Rising out of rich pastureland in southeastern Wyoming, a 60-foot-high pyramid known as the Ames Monument is “an architectural oddity even many Wyomingites know little about,” according to Wyoming State Parks.
The pyramid was built from massive granite blocks and completed in 1882 to honor Oakes and Oliver Ames, key dealmakers in the completion of the first transcontinental railroad.
It was strategically located to attract eyeballs on high ground near the Union Pacific Railroad line in Albany County.
But in an ironic twist of fate, the Union Pacific line was relocated, leaving the monumental honor to these railroad power brokers out of sight and mind.
While visitors can still find it by following monument signs on Interstate 80 at Exit 329, there is one secretive aspect of this granite stone pyramid they’ll likely never see — the hidden tunnels inside.
Similar to the pyramids of Egypt, the Ames Monument contains inner passages that have been sealed up, on two separate occasions.

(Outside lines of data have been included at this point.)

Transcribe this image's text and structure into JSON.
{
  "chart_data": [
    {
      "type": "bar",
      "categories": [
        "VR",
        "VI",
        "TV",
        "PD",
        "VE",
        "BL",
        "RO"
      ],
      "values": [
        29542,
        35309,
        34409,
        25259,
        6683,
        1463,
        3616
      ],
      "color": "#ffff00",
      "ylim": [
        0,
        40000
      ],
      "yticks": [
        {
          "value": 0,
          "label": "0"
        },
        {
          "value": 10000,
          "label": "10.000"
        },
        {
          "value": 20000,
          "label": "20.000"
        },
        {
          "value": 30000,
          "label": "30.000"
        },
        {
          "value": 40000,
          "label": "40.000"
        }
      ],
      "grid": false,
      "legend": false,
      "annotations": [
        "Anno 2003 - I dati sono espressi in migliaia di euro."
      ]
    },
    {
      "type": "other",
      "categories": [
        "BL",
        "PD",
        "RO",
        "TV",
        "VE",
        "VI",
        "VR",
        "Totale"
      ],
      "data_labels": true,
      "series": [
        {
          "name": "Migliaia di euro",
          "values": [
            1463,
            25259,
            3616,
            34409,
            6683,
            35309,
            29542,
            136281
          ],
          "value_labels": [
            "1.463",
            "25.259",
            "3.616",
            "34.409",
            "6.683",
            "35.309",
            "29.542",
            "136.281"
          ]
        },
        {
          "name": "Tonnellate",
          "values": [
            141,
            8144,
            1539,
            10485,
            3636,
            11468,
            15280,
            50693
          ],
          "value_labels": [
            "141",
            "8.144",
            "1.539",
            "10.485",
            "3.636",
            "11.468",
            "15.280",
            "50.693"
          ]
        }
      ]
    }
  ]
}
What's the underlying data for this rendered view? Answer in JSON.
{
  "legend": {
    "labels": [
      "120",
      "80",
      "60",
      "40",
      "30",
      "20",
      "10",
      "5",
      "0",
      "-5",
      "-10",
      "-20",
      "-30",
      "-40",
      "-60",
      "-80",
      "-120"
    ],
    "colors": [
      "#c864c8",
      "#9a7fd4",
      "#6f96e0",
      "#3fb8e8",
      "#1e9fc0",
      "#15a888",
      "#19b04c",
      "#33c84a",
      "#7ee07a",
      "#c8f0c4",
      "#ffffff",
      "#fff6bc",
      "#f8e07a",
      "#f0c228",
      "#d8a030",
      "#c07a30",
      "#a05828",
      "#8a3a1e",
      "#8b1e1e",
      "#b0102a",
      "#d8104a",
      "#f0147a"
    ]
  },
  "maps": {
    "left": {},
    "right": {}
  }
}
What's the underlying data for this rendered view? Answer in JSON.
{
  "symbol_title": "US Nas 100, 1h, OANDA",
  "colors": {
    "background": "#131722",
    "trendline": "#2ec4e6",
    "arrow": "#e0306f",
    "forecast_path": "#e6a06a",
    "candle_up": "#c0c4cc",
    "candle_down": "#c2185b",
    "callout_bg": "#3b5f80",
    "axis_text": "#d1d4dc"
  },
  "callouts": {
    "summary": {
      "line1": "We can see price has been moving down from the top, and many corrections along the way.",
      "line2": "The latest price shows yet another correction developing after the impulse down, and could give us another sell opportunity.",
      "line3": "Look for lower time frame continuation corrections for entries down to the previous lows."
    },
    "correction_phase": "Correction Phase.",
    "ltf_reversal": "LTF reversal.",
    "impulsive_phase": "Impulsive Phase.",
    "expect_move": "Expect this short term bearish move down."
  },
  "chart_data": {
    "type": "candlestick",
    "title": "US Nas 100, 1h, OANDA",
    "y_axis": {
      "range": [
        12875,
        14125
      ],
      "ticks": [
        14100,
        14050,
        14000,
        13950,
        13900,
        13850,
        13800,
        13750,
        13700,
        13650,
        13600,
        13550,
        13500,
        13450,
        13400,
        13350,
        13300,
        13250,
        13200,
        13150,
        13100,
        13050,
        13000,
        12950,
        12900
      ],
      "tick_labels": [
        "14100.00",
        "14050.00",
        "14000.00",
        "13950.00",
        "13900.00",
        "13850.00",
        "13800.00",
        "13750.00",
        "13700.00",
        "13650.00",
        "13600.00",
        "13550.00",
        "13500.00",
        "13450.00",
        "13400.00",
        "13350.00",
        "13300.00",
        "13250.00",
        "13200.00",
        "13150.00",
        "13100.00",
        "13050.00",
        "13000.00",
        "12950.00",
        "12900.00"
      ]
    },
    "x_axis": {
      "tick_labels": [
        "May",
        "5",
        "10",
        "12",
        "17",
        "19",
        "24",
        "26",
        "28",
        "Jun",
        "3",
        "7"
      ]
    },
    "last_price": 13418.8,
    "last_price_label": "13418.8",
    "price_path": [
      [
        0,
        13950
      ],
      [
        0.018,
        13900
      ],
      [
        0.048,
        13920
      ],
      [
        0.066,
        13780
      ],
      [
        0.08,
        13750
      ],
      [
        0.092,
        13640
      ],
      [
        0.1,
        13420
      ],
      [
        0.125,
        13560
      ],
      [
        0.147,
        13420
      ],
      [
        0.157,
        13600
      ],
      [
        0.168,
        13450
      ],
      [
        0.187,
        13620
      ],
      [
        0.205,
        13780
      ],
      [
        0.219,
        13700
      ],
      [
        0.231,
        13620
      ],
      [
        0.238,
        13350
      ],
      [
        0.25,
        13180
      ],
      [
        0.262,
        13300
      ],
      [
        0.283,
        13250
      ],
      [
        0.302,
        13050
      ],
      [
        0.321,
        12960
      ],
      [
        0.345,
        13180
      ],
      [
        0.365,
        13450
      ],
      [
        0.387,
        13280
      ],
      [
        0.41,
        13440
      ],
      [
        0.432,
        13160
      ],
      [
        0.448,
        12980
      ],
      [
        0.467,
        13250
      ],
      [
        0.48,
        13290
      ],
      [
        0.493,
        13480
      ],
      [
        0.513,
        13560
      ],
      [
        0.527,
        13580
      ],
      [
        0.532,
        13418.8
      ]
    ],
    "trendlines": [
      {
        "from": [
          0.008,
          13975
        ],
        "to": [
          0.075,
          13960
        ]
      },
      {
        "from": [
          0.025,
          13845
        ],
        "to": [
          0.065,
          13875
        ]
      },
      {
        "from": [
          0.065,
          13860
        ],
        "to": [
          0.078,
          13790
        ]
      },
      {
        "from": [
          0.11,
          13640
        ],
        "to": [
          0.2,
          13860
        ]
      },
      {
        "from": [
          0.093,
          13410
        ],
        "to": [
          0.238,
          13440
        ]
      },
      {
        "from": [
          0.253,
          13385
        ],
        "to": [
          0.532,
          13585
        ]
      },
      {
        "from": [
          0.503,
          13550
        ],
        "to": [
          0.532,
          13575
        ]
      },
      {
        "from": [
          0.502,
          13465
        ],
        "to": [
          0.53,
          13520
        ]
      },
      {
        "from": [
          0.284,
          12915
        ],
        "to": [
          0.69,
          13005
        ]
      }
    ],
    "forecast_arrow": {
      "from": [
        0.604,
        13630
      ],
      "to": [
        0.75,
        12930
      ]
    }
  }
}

The last time anyone bore witness to the inner monument was November 2010, when state officials opened a passage for one day only.
It’s been sealed up since, and it will likely be generations before anyone steps foot inside again.
There is a dwindling number of people with a personal memory of the monument’s interior. One of those people shares their experience here.
Anna Lee Ames
Anna Lee Ames Robinson, 81, is a direct descendent of Oakes Ames. For many years, she pushed for the promotion of the Ames Monument to the status of National Historic Landmark.
The problem was that there needed to be a detailed accounting of its interior first, and the state was reluctant to cooperate, Robinson said.
For many years in the past, an external opening allowed passersby to crawl into the monument, which is said to have as many as four separate levels.
“I’ve met a number of people in who say they remember going inside the monument when they were little kids,” Robinson said. “And they say, ‘I’m not going to tell you what I did in there.’”
Whatever those folk were up to, the state wasn’t fond of it, and in the mid 1980s, officials closed off access to the interior using explosives.
It might have remained closed were it not for Robinson.
Opened For One Day
After years of prodding, politicking and agreeing to underwrite the cost of reopening a workman’s tunnel, the state agreed to give Robinson and a select number of architects and historians an opportunity to go inside.
The plan was put in place. She got a call on the evening of Halloween 2010 and was told that the following day — and the following day only — the Ames Monument would be opened for documentation.
Excavators removed a marble block to an old workman's tunnel, giving Ames and others enough space to belly crawl into the cavity. Robinson was in her 60s at the time, and says she was the most junior member of the team.
“It was hard and only a few of us did it. We had to raise an arm and leg on one side, and then the arm and leg on the other side and slowly push yourselves forward,” she said. “It felt like we were crawling forever.”
At last into the tunnel proper, the team encountered an obstructing block that had fallen from a higher level, likely from the explosive closure in the 1980s. Once they climbed over the rock, they could traverse the tunnel that ran along the outer wall.
Inside, someone had scratched into a rock the phrase, “Drive your car.”
“Who knows what they used to do there. I’m sure they had beer parties and a lot of fun,” she said.
High above where that phrase was notched, in the rock ceiling 16 feet up she noticed a small square opening into the layer above.
“We had no way of getting a ladder in there and not enough time, so we don’t know what it was like. But there’s at least three levels and probably four,” she said.
Though she couldn’t explore to her heart's content, that day was among the happiest in her life.
“I was high as a kite,” Robinson said. “It was one of the high points of my life, because I had worked so hard to get permission to get in there.”
It would take another seven years before it was awarded National Historic Monument designation.
Both the Ames’ family and the State Historical Society held large parties to honor the moment. Robinson paid an actor to portray Abraham Lincoln for the occasion.
Oakes Ames
Oakes Ames was a Massachusetts congressman and owner of the Ames Shovel Co., which briefly accounted for as much as 80% of the world's shovel sales, according to Robinson.
Ames, along with a myriad of congressional members, would become embroiled in the Credit Mobilier scandal, a scheme in which Union Pacific and Credit Mobilier were purported to have overcharged the federal government for railroad construction; with similar people and interest controlling both companies, they were accused of inflating construction costs.
Robinson, however, asserts that her forebears’ name was falsely maligned, and that it was he himself who hemorrhaged money in an effort to see the transcontinental line completed.
One state historian put his losses at $1 million. Robinson said they were as high as $8 million, citing troves of personally accumulated documentation.
“Eight million dollars in 1869 was plenty,” she said.
As for the moment, Robinson may be the last woman of this century, potentially many more after that, to experience the inner chambers of the Ames Monument.
“This time when they closed it, they really did it, they really gummed it up,” she said. “I’m sorry, but you're not going to be able to go inside, ever.”